Raffles Hospital psychologist Danny Ng says men find it harder to recover from their spouses' adultery because they feel they have 'lost face'.

'For men, it is a matter of pride, territory and possession. They often think 'she is mine'. It's a sad thing but there are double standards - what a male can do, a female cannot.'

Family lawyer Anamah Tan points out that women have different priorities. She says: 'In the cases that I come across, women usually have softer natures and they forgive their husbands. So long as the husband is good and generous to the family, many wives close one eye.'

Frances, a 37-year-old clerk, is still with her husband of 11 years though he has cheated on her twice.
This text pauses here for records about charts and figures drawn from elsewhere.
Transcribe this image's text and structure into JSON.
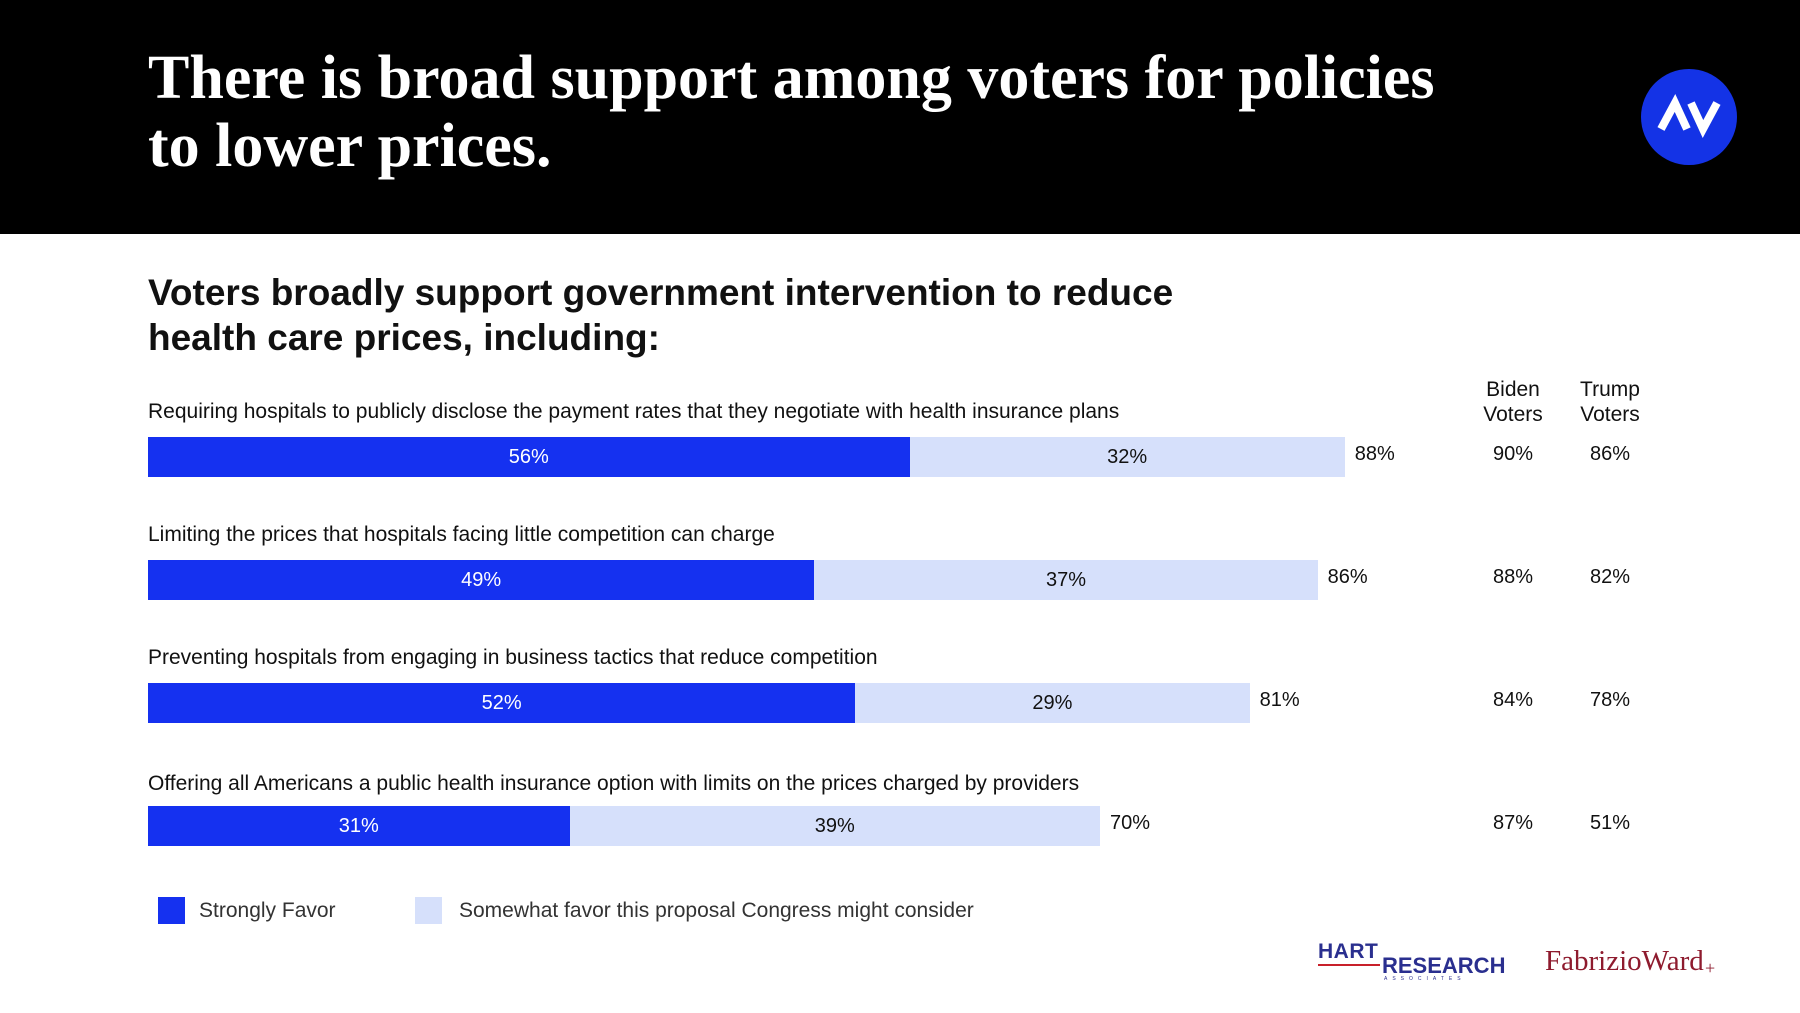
{
  "header": {
    "title": "There is broad support among voters for policies to lower prices."
  },
  "logo": {
    "label": "AV"
  },
  "subtitle": "Voters broadly support government intervention to reduce health care prices, including:",
  "columns": {
    "biden": "Biden\nVoters",
    "trump": "Trump\nVoters"
  },
  "colors": {
    "strong": "#1531f0",
    "somewhat": "#d6e0fb",
    "banner": "#000000",
    "logo": "#1433e6"
  },
  "chart_data": {
    "type": "bar",
    "orientation": "horizontal",
    "stacked": true,
    "categories": [
      "Requiring hospitals to publicly disclose the payment rates that they negotiate with health insurance plans",
      "Limiting the prices that hospitals facing little competition can charge",
      "Preventing hospitals from engaging in business tactics that reduce competition",
      "Offering all Americans a public health insurance option with limits on the prices charged by providers"
    ],
    "series": [
      {
        "name": "Strongly Favor",
        "values": [
          56,
          49,
          52,
          31
        ],
        "labels": [
          "56%",
          "49%",
          "52%",
          "31%"
        ]
      },
      {
        "name": "Somewhat favor this proposal Congress might consider",
        "values": [
          32,
          37,
          29,
          39
        ],
        "labels": [
          "32%",
          "37%",
          "29%",
          "39%"
        ]
      }
    ],
    "totals": [
      "88%",
      "86%",
      "81%",
      "70%"
    ],
    "biden_voters": [
      "90%",
      "88%",
      "84%",
      "87%"
    ],
    "trump_voters": [
      "86%",
      "82%",
      "78%",
      "51%"
    ],
    "xlim": [
      0,
      100
    ],
    "legend_position": "bottom-left"
  },
  "legend": {
    "strong": "Strongly Favor",
    "somewhat": "Somewhat favor this proposal Congress might consider"
  },
  "sources": {
    "hart_top": "HART",
    "hart_main": "RESEARCH",
    "hart_sub": "ASSOCIATES",
    "fabrizio": "FabrizioWard",
    "fabrizio_plus": "+"
  }
}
Both were affairs with someone from his workplace and she found out after coming across 'incriminating e-mail'.

'Men are the weaker sex,' says the mother-of-three drily, adding that her husband strayed due to 'work stress'.

She says that when men are unfaithful, they are often at low points in their lives, racked with guilt from their betrayal. 'Instead of leaving him, I should support him.'

Her Catholic faith played a large part in reconciliation. She says: 'I was reminded of our vow that marriage is for a lifetime through good times and bad.

'Love is not just about feelings. It's a commitment that you make with someone and if it is only true and real in good times, then that's not true love.'

She makes it a point to show that she trusts her husband and refrains from checking up on him or questioning him unnecessarily. 'If it happens again, it would kill me,' she says. 'But I told him I would just have to go through all this again as we are for life.'

Apart from being more open to working things out, women also stay on for much more pragmatic reasons. For those with children, there is the desire to preserve the family nucleus.